Supreme Court justices debate 'terror' of cross-burning
By The Associated Press
WASHINGTON A case involving whether cross-burning is illegal intimidation or constitutionally protected free speech produced sharp debate today among Supreme Court justices, with most appearing troubled by the symbol's link to racial violence.
Justices are considering how far states can go to discourage the Ku Klux Klan and others from burning crosses. At issue is an anti-cross-burning Virginia law passed 50 years ago in reaction to Klan intimidation of blacks.
Justice Clarence Thomas, the high court's only black member and the justice who rarely speaks in arguments, said crosses were part of "100 years of lynching in the South."

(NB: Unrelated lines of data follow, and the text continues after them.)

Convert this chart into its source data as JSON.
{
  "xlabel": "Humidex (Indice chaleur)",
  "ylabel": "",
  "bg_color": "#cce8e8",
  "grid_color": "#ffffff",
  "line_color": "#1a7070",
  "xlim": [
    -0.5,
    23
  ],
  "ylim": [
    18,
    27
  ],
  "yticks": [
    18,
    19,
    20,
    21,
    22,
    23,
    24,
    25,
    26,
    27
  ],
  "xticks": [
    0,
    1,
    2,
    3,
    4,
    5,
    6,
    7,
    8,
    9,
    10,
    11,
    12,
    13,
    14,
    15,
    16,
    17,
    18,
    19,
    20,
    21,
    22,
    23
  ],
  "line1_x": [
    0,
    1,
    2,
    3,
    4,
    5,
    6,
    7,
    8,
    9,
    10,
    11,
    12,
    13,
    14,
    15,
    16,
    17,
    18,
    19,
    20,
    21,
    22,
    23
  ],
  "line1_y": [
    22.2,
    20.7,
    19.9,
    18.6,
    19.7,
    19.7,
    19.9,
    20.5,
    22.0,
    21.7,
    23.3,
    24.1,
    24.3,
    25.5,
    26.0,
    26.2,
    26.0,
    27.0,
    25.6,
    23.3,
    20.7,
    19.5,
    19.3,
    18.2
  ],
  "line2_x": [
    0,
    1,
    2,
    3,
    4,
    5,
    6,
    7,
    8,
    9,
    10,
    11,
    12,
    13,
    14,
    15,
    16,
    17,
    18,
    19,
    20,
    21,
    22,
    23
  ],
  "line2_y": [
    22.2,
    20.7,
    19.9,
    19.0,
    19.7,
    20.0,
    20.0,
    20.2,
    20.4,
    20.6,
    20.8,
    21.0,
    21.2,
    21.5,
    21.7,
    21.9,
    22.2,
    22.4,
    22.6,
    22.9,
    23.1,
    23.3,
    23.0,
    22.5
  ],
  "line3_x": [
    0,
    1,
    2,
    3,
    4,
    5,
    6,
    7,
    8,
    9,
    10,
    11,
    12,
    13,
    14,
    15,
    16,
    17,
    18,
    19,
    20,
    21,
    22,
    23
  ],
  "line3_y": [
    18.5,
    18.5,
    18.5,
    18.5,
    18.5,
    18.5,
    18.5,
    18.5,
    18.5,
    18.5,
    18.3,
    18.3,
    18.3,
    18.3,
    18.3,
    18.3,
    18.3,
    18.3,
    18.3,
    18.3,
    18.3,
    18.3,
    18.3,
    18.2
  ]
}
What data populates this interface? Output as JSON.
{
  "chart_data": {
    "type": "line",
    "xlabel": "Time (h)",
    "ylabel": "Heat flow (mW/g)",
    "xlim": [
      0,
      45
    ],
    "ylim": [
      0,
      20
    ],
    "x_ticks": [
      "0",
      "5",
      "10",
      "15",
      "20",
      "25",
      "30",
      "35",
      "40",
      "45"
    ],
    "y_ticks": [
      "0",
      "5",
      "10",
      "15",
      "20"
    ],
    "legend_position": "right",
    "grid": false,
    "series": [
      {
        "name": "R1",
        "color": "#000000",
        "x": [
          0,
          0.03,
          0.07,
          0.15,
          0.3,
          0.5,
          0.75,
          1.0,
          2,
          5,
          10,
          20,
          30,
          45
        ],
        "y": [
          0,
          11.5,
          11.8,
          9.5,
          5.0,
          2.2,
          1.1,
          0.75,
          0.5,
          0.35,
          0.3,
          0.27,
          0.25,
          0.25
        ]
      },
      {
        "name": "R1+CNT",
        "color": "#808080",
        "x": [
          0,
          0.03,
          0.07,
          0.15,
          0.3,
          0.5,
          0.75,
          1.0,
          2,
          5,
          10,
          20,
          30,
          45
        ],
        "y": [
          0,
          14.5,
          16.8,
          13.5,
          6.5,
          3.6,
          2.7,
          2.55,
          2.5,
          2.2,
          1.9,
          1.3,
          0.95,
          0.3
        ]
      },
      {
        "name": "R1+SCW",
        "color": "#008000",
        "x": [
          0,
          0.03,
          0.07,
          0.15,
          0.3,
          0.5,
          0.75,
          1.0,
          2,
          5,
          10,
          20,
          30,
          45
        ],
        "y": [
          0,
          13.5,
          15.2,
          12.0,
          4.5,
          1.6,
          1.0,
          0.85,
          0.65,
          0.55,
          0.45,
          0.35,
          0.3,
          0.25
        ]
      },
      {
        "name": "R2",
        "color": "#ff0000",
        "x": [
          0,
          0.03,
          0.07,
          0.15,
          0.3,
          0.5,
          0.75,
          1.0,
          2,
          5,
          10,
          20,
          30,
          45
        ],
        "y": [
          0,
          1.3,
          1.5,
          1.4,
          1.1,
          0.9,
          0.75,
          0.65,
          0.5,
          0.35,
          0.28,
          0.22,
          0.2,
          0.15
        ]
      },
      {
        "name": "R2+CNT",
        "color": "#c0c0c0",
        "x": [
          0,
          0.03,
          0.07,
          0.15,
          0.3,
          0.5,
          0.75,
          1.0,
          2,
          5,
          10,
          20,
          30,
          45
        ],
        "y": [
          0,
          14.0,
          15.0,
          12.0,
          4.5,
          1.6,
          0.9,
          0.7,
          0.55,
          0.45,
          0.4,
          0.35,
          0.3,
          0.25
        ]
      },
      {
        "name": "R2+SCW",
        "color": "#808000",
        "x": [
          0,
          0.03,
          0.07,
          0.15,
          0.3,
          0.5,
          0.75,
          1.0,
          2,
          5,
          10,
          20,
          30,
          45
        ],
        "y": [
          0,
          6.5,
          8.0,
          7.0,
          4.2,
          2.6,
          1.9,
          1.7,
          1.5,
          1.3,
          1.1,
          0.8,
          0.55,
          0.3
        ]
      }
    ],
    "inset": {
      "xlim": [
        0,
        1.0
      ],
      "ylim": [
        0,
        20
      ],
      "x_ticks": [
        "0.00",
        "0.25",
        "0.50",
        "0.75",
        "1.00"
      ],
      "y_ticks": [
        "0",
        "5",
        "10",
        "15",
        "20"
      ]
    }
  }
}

"This was a reign of terror, and the cross was a sign of that," said Thomas, who was raised in segregated Georgia. "It is unlike any symbol in our society. It was intended to cause fear, terrorize."
The justices interrupted each other during the lively argument, comparing crosses to semiautomatic weapons and discussing the history of cross-burning.
"The cross has acquired a potency that is at least equal to that of a gun," Justice David H. Souter said.
The justices historically have been protective of the free-speech rights of the most controversial of groups, including flag-burners, adult entertainers and people who display swastikas.
In the cross-burning case, they're debating now whether three white men were wrongly prosecuted, in two separate cases, for lighting crosses during a Klan rally and in the yard of a black family.
The Virginia Supreme Court overturned the convictions of the men, ruling the burnings were symbolic speech.
The state court relied on the U.S. Supreme Court decision, R.A.V. v. City of St. Paul, a decade ago in another cross-burning case. The Supreme Court struck down a city hate-crimes ordinance in St. Paul, Minn., that criminalized cross-burning aimed at frightening or angering others "on the basis of race, color, creed or gender." Virginia's law prohibits the activity when done to intimidate a person or group.
Several justices, however, questioned whether in Virginia people can be punished for burning crosses if there is not a clear intent to intimidate.
The Virginia law applies to cross-burning on public or private land. The Virginia court said general laws against vandalism, assault, and trespass could be used to prosecute those who seek to terrorize others, according to the Christian Science Monitor.
More than a dozen states have cross-burning laws. A ruling against Virginia could block many of them.
The arguments come four years after two white neighbors in Virginia Beach, Va., tried to burn a 4-foot cross in the yard of James Jubilee, who is black. Jubilee later moved his family out of the neighborhood.
In the other case, a Pennsylvania man was convicted of burning a 30-foot cross on private land in rural southern Virginia during a 1998 Klan rally.
Virginia Solicitor William H. Hurd said the Klan rally was held after whites became angry about mixed-race couples, and that they talked at the rally about killing blacks. He pointed at the large courtroom columns, to compare the size of the cross that was set on fire.
Justice John Paul Stevens asked if the state was only prosecuting cross-burnings because they are obnoxious speech. Hurd said such speech is allowed, but that threatening speech should be barred.
The Bush administration, siding with Virginia, argued in court filings that cross-burning "has a particularly strong association with acts of vigilantism and violence."
Virginia has passed a new version of the law intended to get around free-speech concerns. The new law makes it a crime to burn anything, including a cross, as a threatening symbol.
The case is Virginia v. Black, 01-1107.